Antes de que llegara el postre y de que se acabara la segunda botella de vino —la juventud no hace ascos a nada—, Maroni propuso a sus amigos un brindis:

—Por nosotros —dijo el italiano—. Est ea iucundissima amicitia, quam similitudo morum coniugavit. Que viene a significar…

—La amistad más dulce es la que se basa en la comunidad de costumbres —corearon los demás antes de chocar las copas.

—No sé si la influencia del vino me provoca estas palabras —continuó el italiano—, pero en este fin de curso me siento feliz. Nuestros caminos se separarán a partir del próximo mes, y es difícil que volvamos a reunirnos. Por ello, os propongo un pacto de apoyo mutuo y vitalicio allá donde nos encontremos, en las condiciones que sean.

—¿A qué te refieres, colega? —preguntó el rubicundo Hoffmann. Ambos eran estudiantes de postdoctorado de física.

—A que sean cuales sean las circunstancias en que nos encontremos, nos ayudaremos en la medida de nuestras posibilidades y nunca nos haremos daño —respondió Maroni.

—¿Sean cuales sean?, te estás poniendo melodramático, Carlo —dijo el alemán—. Y un tanto misterioso. ¿No será otro de tus enigmas?

—Todo se sabrá, a su debido momento —contestó Maroni, sonriendo ligeramente.

—Me gusta —intervino Duvalier, el estirado francés—. Una especie de pacto entre caballeros.

—Mejor un pacto de sangre —añadió Ariosto, en tono grave—. Una hermandad inter pares, entre iguales. Si lo vamos a hacer, que sea en serio. Con todas las consecuencias.
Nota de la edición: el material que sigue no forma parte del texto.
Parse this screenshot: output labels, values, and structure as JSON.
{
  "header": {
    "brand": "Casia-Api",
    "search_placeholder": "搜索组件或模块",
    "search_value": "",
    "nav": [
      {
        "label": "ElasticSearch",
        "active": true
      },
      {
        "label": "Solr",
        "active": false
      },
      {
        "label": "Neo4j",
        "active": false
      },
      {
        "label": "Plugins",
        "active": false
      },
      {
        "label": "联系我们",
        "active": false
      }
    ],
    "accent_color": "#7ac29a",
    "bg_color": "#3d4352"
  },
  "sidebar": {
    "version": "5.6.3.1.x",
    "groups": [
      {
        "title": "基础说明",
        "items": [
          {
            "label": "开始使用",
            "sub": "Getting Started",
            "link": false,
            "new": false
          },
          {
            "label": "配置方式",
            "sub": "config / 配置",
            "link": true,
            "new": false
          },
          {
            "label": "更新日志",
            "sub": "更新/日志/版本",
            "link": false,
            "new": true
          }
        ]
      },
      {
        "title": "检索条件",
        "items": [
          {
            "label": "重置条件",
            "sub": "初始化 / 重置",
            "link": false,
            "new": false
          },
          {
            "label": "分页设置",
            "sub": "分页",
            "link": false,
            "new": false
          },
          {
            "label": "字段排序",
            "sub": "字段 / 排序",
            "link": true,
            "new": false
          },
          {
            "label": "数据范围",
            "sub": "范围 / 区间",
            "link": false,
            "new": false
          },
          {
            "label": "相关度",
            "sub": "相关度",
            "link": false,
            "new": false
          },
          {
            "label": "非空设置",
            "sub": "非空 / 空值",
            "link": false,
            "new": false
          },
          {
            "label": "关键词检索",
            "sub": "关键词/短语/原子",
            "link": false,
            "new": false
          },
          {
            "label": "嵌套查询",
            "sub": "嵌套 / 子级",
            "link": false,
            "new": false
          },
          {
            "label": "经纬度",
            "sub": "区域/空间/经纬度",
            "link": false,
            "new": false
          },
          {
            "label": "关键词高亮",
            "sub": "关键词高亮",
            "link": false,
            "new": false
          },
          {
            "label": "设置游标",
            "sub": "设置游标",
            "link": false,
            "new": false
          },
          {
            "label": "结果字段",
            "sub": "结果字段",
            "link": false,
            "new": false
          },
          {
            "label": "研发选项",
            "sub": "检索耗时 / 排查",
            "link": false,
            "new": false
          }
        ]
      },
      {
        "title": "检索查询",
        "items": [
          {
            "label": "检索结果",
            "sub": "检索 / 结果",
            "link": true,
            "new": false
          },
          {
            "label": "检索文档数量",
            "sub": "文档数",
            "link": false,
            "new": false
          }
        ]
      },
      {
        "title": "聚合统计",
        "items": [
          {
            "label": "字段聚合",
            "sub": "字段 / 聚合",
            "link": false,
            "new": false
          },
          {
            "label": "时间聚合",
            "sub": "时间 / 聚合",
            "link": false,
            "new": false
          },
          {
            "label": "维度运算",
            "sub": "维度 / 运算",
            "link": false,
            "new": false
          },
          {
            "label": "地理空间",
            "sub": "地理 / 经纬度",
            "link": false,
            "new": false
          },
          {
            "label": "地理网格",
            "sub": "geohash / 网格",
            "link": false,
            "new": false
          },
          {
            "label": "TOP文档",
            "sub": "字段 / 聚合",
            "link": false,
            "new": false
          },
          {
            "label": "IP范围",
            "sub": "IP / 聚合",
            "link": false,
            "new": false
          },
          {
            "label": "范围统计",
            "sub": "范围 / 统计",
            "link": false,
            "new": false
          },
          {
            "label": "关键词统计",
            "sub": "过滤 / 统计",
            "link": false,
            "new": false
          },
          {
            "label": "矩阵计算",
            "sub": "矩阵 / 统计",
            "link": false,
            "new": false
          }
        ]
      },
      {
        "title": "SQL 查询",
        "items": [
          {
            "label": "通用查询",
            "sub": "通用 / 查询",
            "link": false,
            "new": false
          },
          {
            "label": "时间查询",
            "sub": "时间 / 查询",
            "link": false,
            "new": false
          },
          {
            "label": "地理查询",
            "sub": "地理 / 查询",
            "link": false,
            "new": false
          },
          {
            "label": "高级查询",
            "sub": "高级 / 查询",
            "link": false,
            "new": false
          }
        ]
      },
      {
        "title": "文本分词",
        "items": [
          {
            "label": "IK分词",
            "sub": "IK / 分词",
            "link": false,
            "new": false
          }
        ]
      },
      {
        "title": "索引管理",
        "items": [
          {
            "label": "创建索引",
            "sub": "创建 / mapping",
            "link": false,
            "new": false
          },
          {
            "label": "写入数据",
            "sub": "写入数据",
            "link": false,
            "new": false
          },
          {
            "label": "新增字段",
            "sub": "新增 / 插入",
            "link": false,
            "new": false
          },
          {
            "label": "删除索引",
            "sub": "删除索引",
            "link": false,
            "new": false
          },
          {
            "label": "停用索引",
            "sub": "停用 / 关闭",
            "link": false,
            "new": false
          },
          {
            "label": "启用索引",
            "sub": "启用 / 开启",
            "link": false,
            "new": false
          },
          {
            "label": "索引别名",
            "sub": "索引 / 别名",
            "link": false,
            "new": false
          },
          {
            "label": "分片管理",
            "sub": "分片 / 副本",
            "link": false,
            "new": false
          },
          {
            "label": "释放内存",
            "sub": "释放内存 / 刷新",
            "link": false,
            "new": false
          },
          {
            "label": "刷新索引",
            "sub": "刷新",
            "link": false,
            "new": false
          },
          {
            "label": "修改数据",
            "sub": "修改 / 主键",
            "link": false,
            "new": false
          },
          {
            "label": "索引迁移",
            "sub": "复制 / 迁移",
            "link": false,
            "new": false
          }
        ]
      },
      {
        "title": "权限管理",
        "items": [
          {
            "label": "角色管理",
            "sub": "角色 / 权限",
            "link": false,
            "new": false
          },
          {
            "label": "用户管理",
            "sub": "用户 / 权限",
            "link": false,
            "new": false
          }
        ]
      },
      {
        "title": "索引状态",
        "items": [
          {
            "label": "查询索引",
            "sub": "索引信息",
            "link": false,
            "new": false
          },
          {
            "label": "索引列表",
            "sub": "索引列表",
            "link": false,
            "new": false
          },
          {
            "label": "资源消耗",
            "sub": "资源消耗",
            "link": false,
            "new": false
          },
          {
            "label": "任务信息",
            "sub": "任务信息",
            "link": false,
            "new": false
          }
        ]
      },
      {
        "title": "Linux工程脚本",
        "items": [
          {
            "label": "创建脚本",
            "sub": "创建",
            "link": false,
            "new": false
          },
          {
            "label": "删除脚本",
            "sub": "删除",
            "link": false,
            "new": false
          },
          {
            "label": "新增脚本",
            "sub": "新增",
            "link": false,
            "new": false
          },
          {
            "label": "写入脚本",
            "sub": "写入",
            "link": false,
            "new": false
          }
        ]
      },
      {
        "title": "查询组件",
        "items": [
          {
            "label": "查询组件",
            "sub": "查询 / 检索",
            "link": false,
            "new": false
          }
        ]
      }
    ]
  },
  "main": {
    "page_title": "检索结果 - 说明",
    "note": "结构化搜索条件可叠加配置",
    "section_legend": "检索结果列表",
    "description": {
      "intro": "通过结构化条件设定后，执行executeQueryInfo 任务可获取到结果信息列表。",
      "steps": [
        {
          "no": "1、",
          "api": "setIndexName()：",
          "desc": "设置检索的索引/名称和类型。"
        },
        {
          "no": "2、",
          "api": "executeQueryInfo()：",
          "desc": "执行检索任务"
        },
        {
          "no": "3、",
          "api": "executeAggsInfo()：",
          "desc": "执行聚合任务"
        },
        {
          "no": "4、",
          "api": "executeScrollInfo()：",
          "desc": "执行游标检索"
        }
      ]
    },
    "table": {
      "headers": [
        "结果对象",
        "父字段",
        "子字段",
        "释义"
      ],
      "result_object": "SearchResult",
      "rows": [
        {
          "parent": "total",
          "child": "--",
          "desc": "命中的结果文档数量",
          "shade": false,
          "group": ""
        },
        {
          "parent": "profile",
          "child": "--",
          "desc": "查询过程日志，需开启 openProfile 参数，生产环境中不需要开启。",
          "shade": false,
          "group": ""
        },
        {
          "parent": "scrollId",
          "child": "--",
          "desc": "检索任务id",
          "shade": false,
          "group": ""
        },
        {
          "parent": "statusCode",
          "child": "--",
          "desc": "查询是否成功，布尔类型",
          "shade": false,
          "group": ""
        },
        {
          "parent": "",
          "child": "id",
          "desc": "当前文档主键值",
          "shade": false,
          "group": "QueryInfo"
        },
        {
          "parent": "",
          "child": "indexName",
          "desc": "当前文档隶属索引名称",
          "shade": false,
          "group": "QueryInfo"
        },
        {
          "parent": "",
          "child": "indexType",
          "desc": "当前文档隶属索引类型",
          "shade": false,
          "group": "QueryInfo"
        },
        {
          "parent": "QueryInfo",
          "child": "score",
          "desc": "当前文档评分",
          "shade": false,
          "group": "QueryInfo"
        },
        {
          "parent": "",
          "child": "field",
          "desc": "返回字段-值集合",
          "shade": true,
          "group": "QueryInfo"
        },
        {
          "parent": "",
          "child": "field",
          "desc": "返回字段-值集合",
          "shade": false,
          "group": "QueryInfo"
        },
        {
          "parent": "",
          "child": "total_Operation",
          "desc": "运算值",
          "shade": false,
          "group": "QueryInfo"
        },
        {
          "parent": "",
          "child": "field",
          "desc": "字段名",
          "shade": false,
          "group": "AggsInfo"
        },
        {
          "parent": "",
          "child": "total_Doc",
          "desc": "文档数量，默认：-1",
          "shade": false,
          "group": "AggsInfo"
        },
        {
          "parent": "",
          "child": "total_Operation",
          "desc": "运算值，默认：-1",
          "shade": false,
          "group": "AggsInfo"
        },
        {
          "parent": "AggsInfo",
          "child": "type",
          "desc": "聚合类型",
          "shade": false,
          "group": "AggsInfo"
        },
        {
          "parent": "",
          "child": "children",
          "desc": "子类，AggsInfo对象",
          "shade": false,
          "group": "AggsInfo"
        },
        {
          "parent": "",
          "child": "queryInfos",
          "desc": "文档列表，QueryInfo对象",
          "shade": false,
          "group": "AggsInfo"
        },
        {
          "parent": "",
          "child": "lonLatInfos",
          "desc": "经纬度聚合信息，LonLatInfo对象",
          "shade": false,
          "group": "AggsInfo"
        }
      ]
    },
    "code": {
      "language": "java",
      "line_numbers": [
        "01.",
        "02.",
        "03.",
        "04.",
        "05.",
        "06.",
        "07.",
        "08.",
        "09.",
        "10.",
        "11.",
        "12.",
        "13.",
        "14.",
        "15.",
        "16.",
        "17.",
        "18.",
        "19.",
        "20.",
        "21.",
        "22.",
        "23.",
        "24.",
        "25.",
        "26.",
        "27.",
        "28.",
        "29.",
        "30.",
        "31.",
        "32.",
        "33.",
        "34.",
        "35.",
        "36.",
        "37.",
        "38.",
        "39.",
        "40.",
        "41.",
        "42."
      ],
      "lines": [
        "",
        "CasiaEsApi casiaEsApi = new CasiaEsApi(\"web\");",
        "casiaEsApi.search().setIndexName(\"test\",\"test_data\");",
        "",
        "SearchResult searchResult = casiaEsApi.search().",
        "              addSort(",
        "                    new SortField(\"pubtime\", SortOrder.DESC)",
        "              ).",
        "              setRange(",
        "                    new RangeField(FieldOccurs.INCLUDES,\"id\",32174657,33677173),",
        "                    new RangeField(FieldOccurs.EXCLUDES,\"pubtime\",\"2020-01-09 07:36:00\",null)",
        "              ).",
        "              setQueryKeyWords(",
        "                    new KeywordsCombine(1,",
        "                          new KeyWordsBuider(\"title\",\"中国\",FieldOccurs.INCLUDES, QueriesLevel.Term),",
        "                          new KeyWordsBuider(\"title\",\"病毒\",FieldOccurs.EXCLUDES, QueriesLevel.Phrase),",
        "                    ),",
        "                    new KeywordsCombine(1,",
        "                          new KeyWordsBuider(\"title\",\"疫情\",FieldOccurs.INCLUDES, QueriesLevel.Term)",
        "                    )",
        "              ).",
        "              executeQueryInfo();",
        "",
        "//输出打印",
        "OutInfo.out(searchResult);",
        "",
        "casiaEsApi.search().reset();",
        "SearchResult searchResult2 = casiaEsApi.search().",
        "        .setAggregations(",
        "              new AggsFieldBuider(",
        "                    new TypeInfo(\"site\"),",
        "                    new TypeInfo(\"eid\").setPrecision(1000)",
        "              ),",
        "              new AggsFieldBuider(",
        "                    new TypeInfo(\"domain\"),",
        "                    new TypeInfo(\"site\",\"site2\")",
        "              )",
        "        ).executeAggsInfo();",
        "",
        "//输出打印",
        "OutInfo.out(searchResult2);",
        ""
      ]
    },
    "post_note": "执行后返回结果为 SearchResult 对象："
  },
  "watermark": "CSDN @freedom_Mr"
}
—¿Un pacto de sangre? —gruñó Duvalier—, ¿no pretenderás que nos hagamos cortes en la mano o alguna estupidez semejante?

—No seas melindre —repuso Ariosto—. Este tipo de pactos deben regarse con sangre.

El español hizo un guiño a don Francesco Grassilli, que se mantenía con el oído atento cerca de la barra, y éste se puso en movimiento.

—Una buena elección, Sangre de Toro —dijo en voz alta, de forma que se le oyera—. Por fin salimos de los vinos franceses.